Kemajuan minta agar ilmu pengetahuan diikutsertakan dalam kehidupan
sosial, agar ilmu pengetahuan digunakan demi kesejahteraan semua manusia.
Sejak ilmu pengetahuan dapat dimanfaatkan dalam praksis, keterlibatan dalam
masyarakat yang bertujuan mengubah realitas social, dapat dianggap sebagai
perwujudan konkrit dari unsure etis yang selalau sudah manandai kebijaksanaan
sebagai kesatuan antara teori dan praksis.
KESIMPULAN
Bermula dari rasa tidak puas terhadap ilmu pengetahuan. Di satu pihak ilmu
pengetahuan menyajikan kemungkinan-kemungkinan yang luar biasa, di pihak lain
ilmu pengetahuan merasa gagal.
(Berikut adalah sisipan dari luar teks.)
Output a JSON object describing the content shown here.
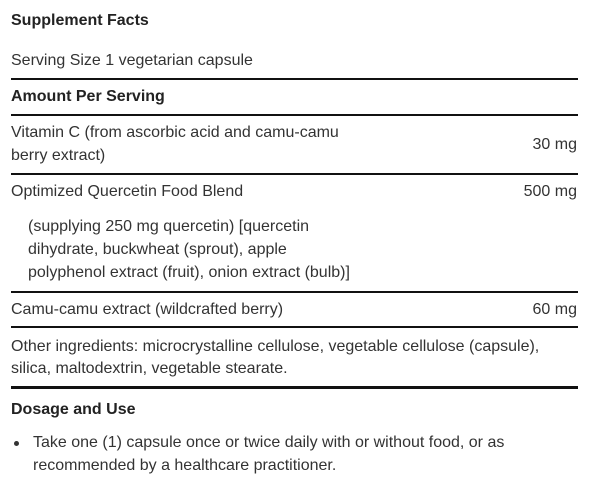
{
  "title": "Supplement Facts",
  "serving_size": "Serving Size 1 vegetarian capsule",
  "amount_header": "Amount Per Serving",
  "rows": [
    {
      "name_lines": [
        "Vitamin C (from ascorbic acid and camu-camu",
        "berry extract)"
      ],
      "amount": "30 mg"
    },
    {
      "name_lines": [
        "Optimized Quercetin Food Blend"
      ],
      "amount": "500 mg",
      "detail_lines": [
        "(supplying 250 mg quercetin) [quercetin",
        "dihydrate, buckwheat (sprout), apple",
        "polyphenol extract (fruit), onion extract (bulb)]"
      ]
    },
    {
      "name_lines": [
        "Camu-camu extract (wildcrafted berry)"
      ],
      "amount": "60 mg"
    }
  ],
  "other_ingredients_lines": [
    "Other ingredients: microcrystalline cellulose, vegetable cellulose (capsule),",
    "silica, maltodextrin, vegetable stearate."
  ],
  "dosage": {
    "heading": "Dosage and Use",
    "bullet_lines": [
      "Take one (1) capsule once or twice daily with or without food, or as",
      "recommended by a healthcare practitioner."
    ]
  }
}
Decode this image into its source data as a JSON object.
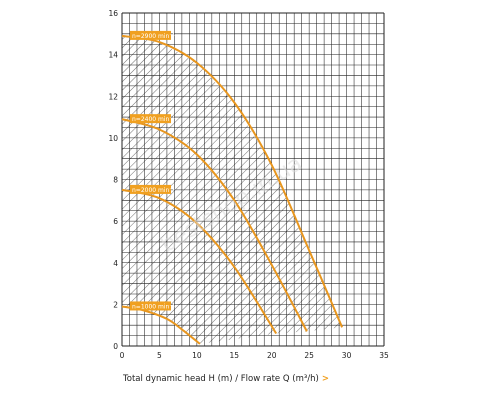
{
  "chart_data": {
    "type": "line",
    "title": "",
    "xlabel": "Total dynamic head H (m) / Flow rate Q (m³/h)",
    "xlabel_arrow": ">",
    "ylabel": "",
    "xlim": [
      0,
      35
    ],
    "ylim": [
      0,
      16
    ],
    "x_ticks": [
      0,
      5,
      10,
      15,
      20,
      25,
      30,
      35
    ],
    "y_ticks": [
      0,
      2,
      4,
      6,
      8,
      10,
      12,
      14,
      16
    ],
    "grid": true,
    "operating_area_hatched": true,
    "colors": {
      "curve": "#e8961e",
      "label_bg": "#f0a020",
      "grid": "#222222",
      "hatch": "#333333"
    },
    "series": [
      {
        "label": "n=2900 min⁻¹",
        "x": [
          0,
          5,
          10,
          15,
          20,
          25,
          29.4
        ],
        "y": [
          14.9,
          14.6,
          13.6,
          11.7,
          8.7,
          4.6,
          0.9
        ]
      },
      {
        "label": "n=2400 min⁻¹",
        "x": [
          0,
          5,
          10,
          15,
          20,
          24.7
        ],
        "y": [
          10.9,
          10.4,
          9.2,
          7.0,
          3.9,
          0.7
        ]
      },
      {
        "label": "n=2000 min⁻¹",
        "x": [
          0,
          5,
          10,
          15,
          20.6
        ],
        "y": [
          7.5,
          7.1,
          5.9,
          3.8,
          0.6
        ]
      },
      {
        "label": "n=1000 min⁻¹",
        "x": [
          0,
          3,
          6,
          8,
          10.4
        ],
        "y": [
          1.9,
          1.7,
          1.3,
          0.8,
          0.1
        ]
      }
    ],
    "hatched_boundary": {
      "top": {
        "x": [
          0,
          5,
          10,
          15,
          20,
          25,
          29.4
        ],
        "y": [
          14.9,
          14.6,
          13.6,
          11.7,
          8.7,
          4.6,
          0.9
        ]
      },
      "bottom": {
        "x": [
          0,
          3,
          6,
          8,
          10.4,
          20.6,
          24.7,
          29.4
        ],
        "y": [
          1.9,
          1.7,
          1.3,
          0.8,
          0.1,
          0.6,
          0.7,
          0.9
        ]
      }
    },
    "watermark": "bestshop.in.ua"
  }
}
Mengapa ilmu pengetahuan dikatakan gagal,
karena ilmu pengetahuan salah mengenai kemungkinan – kemungkinan yang
sesungguhnya.
Karena kemajuan ilmiah, manusia memperoleh kekuasaan, yang semakin
betambah atas realitas. Tetapi tanggung jawabnya semakin bertambah pula.
Bagaimana manusia harus bertanggung jawab dengan penelitian ilmiah. Penelitian
ilmiah akan menanyakan tujuan-tujuan bagi pelaksanaan kuasa manusia,
menyangkut ilmu-ilmu lain yang memungkinkan kuasa itu sendiri .
Satu pelajaran yang dapat kita petik dari pengalaman dengan ilmu
pengetahuan: banyak hal yang pada mulanya tidak mungkin, ternyata akhirnya
mungkin juga, karena ada manusia yang tak jenuh-jenuh mencoba- coba yang
semula tidak mungkin, karena mereka melihatnya sebagai tantangan.
Ada sejumlah pikiran dasar yang berguna tentang hakekat ilmu
pengetahuan , bentuk-bentuknya, kemungkinan-kemungkinan, serta batas-batasnya
makna ilmu pengetahuan bagi manusia dan masyarakat dan tanggung jawabnya.